Two former detectives who set up a lie detector business say more firms are wanting to test if potential employees have been lying on their CVs.

Andrew Armstrong and Patrick Mulligan worked for West Midlands Police when they were seconded to St Lucia, where they were introduced to polygraphs.

The pair, of Dudley, claim they are being contacted by increasing numbers of employers to help with recruitment.

However, psychologists have criticised the accuracy of polygraphs.

In the United States, lie detector tests for new recruits are restricted to high-security positions.

However, in the UK, a polygraph can be legally used for any job as long as the participant signs consent forms.

There's no evidence whatsoever that polygraph tests tell you anything about a person's performance at work
Occupational psychologist
Dr Steve Woods

The test is based on changes in breathing, sweat levels and blood pressure and is said to be 98% accurate.
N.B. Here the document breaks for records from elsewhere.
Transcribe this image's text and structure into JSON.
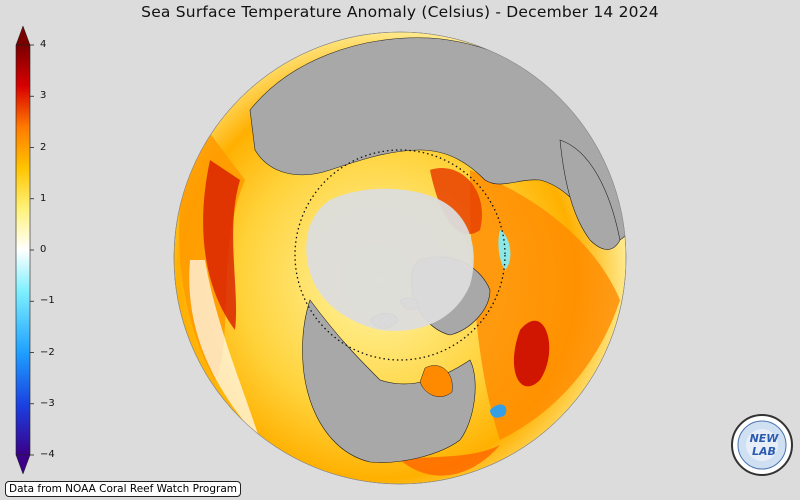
{
  "title": "Sea Surface Temperature Anomaly (Celsius) - December 14 2024",
  "credit": "Data from NOAA Coral Reef Watch Program",
  "logo": {
    "name": "NEWLAB",
    "text": "NEW LAB"
  },
  "colorbar": {
    "min": -4,
    "max": 4,
    "ticks": [
      {
        "value": 4,
        "label": "4"
      },
      {
        "value": 3,
        "label": "3"
      },
      {
        "value": 2,
        "label": "2"
      },
      {
        "value": 1,
        "label": "1"
      },
      {
        "value": 0,
        "label": "0"
      },
      {
        "value": -1,
        "label": "−1"
      },
      {
        "value": -2,
        "label": "−2"
      },
      {
        "value": -3,
        "label": "−3"
      },
      {
        "value": -4,
        "label": "−4"
      }
    ],
    "colors": [
      "#3a0087",
      "#1a3fe0",
      "#1ea0ff",
      "#7ff0ff",
      "#ffffff",
      "#fff27a",
      "#ffc400",
      "#ff7a00",
      "#d80000",
      "#7a0000"
    ]
  },
  "map": {
    "projection": "orthographic, north polar view",
    "land_color": "#a8a8a8",
    "ice_color": "#dcdcdc",
    "arctic_circle": "dotted"
  }
}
The data from the polygraph tests is encrypted and must be destroyed after a year.

Mr Mulligan said their lie detector process, which has been used on clients including a security company and a bodybuilding business, did not tell potential employees whether to recruit someone or not.

He said it just gave them the data and allowed the companies to make decisions for themselves.

However, occupational psychologist, Dr Steve Woods, of the Aston Business School, said he had researched polygraphs and said he had doubts about their capabilities for recruitment.

Dr Woods said: "There's no evidence whatsoever that polygraph tests tell you anything about a person's performance at work and desirable behaviour at work."